Flint and Mirror
- Author: John Crowley
- Audio read by: Samuel Roukin
- Genre: Historical fantasy
- Publisher: Tor Books
- Publication date: 2022
- Pages: 256

= Flint and Mirror =

2022 fantasy novel by John Crowley

Flint and Mirror: A Novel of History and Magic is a 2022 historical fantasy novel by John Crowley, retelling the life of Hugh O'Neill, Earl of Tyrone from a magical viewpoint. An expansion of Crowley's 2018 short story of the same name, it was first published by Tor Books.

==Synopsis==
The night before he goes to England for the first time, Hugh O'Neill receives a magical piece of flint from the Tuatha Dé Danann, so that he may call upon them in times of need; later, he receives from John Dee a magical obsidian mirror, which will connect him to Queen Elizabeth. Ultimately, however, neither magical artifact makes a difference.

==Reception==
In The Spectator, Philip Womack stated that it was "engrossing and elegant". Publishers Weekly found it to be "beautiful (and) subtle", lauding Crowley's "[r]ich, evocative prose" and comparing the novel to Jonathan Strange and Mister Norrell.

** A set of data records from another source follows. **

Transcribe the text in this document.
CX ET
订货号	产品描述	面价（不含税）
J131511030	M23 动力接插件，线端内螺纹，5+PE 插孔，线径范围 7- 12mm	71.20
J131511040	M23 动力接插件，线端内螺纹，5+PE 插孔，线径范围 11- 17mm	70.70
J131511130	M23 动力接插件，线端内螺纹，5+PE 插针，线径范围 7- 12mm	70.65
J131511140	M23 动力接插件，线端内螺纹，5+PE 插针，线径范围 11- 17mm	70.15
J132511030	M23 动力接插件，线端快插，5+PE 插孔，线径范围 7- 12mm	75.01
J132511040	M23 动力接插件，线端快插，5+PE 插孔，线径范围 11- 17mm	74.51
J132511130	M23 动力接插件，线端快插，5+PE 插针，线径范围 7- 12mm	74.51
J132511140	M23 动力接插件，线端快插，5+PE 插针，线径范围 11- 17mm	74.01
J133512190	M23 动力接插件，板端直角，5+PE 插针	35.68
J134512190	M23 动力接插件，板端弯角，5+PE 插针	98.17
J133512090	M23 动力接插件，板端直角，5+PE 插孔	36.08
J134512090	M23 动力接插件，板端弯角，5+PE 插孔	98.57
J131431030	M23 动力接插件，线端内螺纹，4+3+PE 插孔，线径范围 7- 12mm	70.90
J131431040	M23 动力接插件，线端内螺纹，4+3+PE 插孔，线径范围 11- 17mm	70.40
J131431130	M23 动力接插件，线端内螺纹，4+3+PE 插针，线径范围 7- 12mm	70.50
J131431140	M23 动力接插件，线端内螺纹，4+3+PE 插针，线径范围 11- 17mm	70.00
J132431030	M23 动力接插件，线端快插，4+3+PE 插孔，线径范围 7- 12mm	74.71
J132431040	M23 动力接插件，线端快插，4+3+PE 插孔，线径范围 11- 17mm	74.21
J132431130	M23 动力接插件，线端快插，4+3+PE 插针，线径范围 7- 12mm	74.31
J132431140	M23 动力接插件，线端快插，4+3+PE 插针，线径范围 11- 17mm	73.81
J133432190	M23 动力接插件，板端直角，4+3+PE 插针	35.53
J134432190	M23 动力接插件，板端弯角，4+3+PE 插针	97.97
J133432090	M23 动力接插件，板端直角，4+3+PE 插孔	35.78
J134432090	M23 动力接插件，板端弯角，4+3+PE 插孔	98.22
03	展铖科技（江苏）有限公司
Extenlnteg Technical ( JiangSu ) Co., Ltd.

The Historical Novel Society praised Crowley's "beautiful" writing and "fascinating, well-crafted history", but observed that the novel's magical elements do not feel "essential" or "consequential", as
"despite suggestions that [the flint and mirror] might allow [O'Neill] to summon mythical allies to his aid or spy on his enemies," he is never shown as "wield[ing] these powers in [a] meaningful fashion", asking whether the novel should instead have been "straight historical fiction". Similarly, Library Journal noted that, despite Crowley's "enthrall[ing] (...) alchemy of uncanny magic, ancient science, and tragic history", the novel may disappoint those who seek "the high magic of epic fantasy".

At Locus, Paul Di Filippo called it "not quite as monumental as some of Crowley’s earlier works, but [nonetheless] utterly captivating and satisfying, exhibiting all his trademark literary craft, as well as his deep perceptiveness about life, time, nature and the universe," drawing parallels to the works of Morgan Llywelyn, Guy Gavriel Kay, T. H. White, and Hal Foster, and suggesting that the "deeply affecting subplot" about the relationship between Ineen and the shapeshifting Sorley could have succeeded as a standalone story.